The club continues to make its twenty people think, like training program and turning coaches. When we lost 66-0 in our first match against the Gorets, we said to ourselves that we lacked a little technique” laughs Eva.

The lack of playing partners with whom and against whom to play does not make the task easier. Although pogo fans sharpen this skill, receiving the weight of a body against you, thrown like a shell, is technical. We close our peepers. We tighten the snags. And we wait for the impact.

UNTANGLING THE INCLUSIVITY SCRUM.

To progress, we must feel legitimate and fulfilled by the place we find. Quite a program.

“Rugby favors certain places for certain profiles. The scrum is the refuge of the Fats”. My eyes widen, Eva laughs. “We call them that in rugby, you need a medical certificate.” It’s not so much the ingested peanuts and the glucose pastis that do something than the musculature.
“In the center, it’s often the guys because they dare to make contact more”. Hugo raises his finger in disagreement. He doesn’t feel justified in going there. Gendered, bodily but also social sensitivities.There is city and country rugby. In Aveyron, I played with female farmers. There is a rustic spirit”.

Ways of playing, there are as many as teeths lost on the field: at XV, at XII, at seven, the touchdown, from the amateur to the professional, from the city to the countryside…

A hell of an imbroglio of cross passes which requires more than a chickpea in the coffee maker. The BRIC attempts to meet this challenge of inclusiveness, and not just gender diversity.

To not just do sport, but think about how to do it. Touchdown rugby for instance focuses on avoidance and not contact.

Adam, the polar opposite of rough contact through his practice of duo dancing, had his adrenaline piqued:I think what I like is choice, if I take two more steps, I’ll get tackled. Do I make the pass or do I get in the pile?“. The taste for risk, or the art of”lie under the train”.

You think that guys they adapt to girls when they tackle?” The answers differ. It is not so much a question of gender as of morphology, age or level. A well-built girl can give a hell of a sound to a guy who’s as curvy as a microphone stand. Can you adapt to the body in front of you?

TOWARDS THE GOAL.

But the BRIC is thinking, experimenting, learning. “I don’t have a model yet. But I have confidence in our way of doing diversity rugby” underlines Eva. Proof that the BRIC is not far from the promised land of the goal, Adam and Hugo confide that they are not considering anymore doing single-gender sport. And this is all the creativity that sport can generate when it is thought out.

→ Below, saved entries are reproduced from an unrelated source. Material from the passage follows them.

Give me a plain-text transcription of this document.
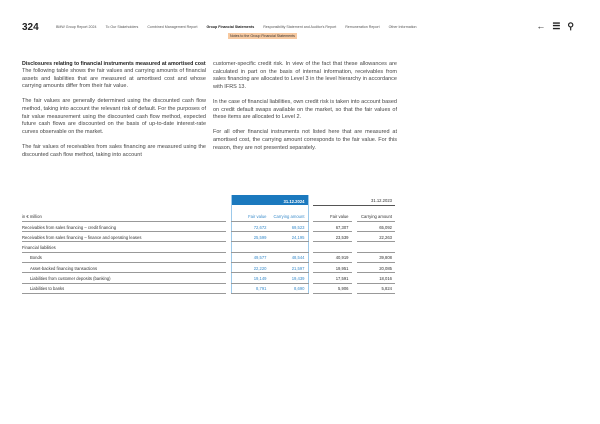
324	BMW Group Report 2024	To Our Stakeholders	Combined Management Report	Group Financial Statements	Responsibility Statement and Auditor's Report	Remuneration Report	Other Information
Notes to the Group Financial Statements
← ☰ ⚲
Disclosures relating to financial instruments measured at amortised cost

The following table shows the fair values and carrying amounts of financial assets and liabilities that are measured at amortised cost and whose carrying amounts differ from their fair value.

The fair values are generally determined using the discounted cash flow method, taking into account the relevant risk of default. For the purposes of fair value measurement using the discounted cash flow method, expected future cash flows are discounted on the basis of up-to-date interest-rate curves observable on the market.

The fair values of receivables from sales financing are measured using the discounted cash flow method, taking into account

customer-specific credit risk. In view of the fact that these allowances are calculated in part on the basis of internal information, receivables from sales financing are allocated to Level 3 in the level hierarchy in accordance with IFRS 13.

In the case of financial liabilities, own credit risk is taken into account based on credit default swaps available on the market, so that the fair values of these items are allocated to Level 2.

For all other financial instruments not listed here that are measured at amortised cost, the carrying amount corresponds to the fair value. For this reason, they are not presented separately.

		31.12.2024			31.12.2023		
in € million		Fair value	Carrying amount		Fair value		Carrying amount
Receivables from sales financing – credit financing		72,672	69,523		67,307		65,092
Receivables from sales financing – finance and operating leases		25,599	24,195		23,539		22,263
Financial liabilities							
Bonds		49,577	48,544		40,919		39,808
Asset-backed financing transactions		22,220	21,597		19,951		20,085
Liabilities from customer deposits (banking)		19,149	19,439		17,591		18,016
Liabilities to banks		8,791	8,690		5,906		5,824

“On a sporting level, we will find some solutions. Everything that is outside the field takes longer” sighs Eva. Here we are, talking at length. How to achieve justice in a collective regarding sexist & sexual violences? How to ensure that the “BRIC does not belong to anyone”?

As Herrero wrote in Dictionary of modern-day rugby lovers, What is a being who knows how to live with others?

When we are not only companions in rugby boots and social struggles, the interweaving of the affinity in the collective does not always make it easier.

But the creativity of sport makes it a formidable field of experimentation, as the BRIC illustrates. We will end with this beautiful summary from Eva:

GLOSSARY

Cauliflower Ears: War wound of veterans due to friction.
Tackle / Caramel / Stamp / Tie: Rolling of a heavy vehicle tackled. The tie is an infamous tackle to the throat punished by a red card.
Phalange Salad: Distribute chestnuts and chestnuts or open the box of slaps
Fork: “To stick your fingers in the eyes of the opponent with a sharp and precise blow as if to straddle a piece of overcooked meat.” D. Herrero
Spoon: Open bar of the trip (hand, knee… everything goes), punished by a red card.
Promised land of the in-goal: Amen, where the ball is flattened like the messiah.
To go under the train: To be rolled dirty during a tackle and accept the fatality of one’s destiny.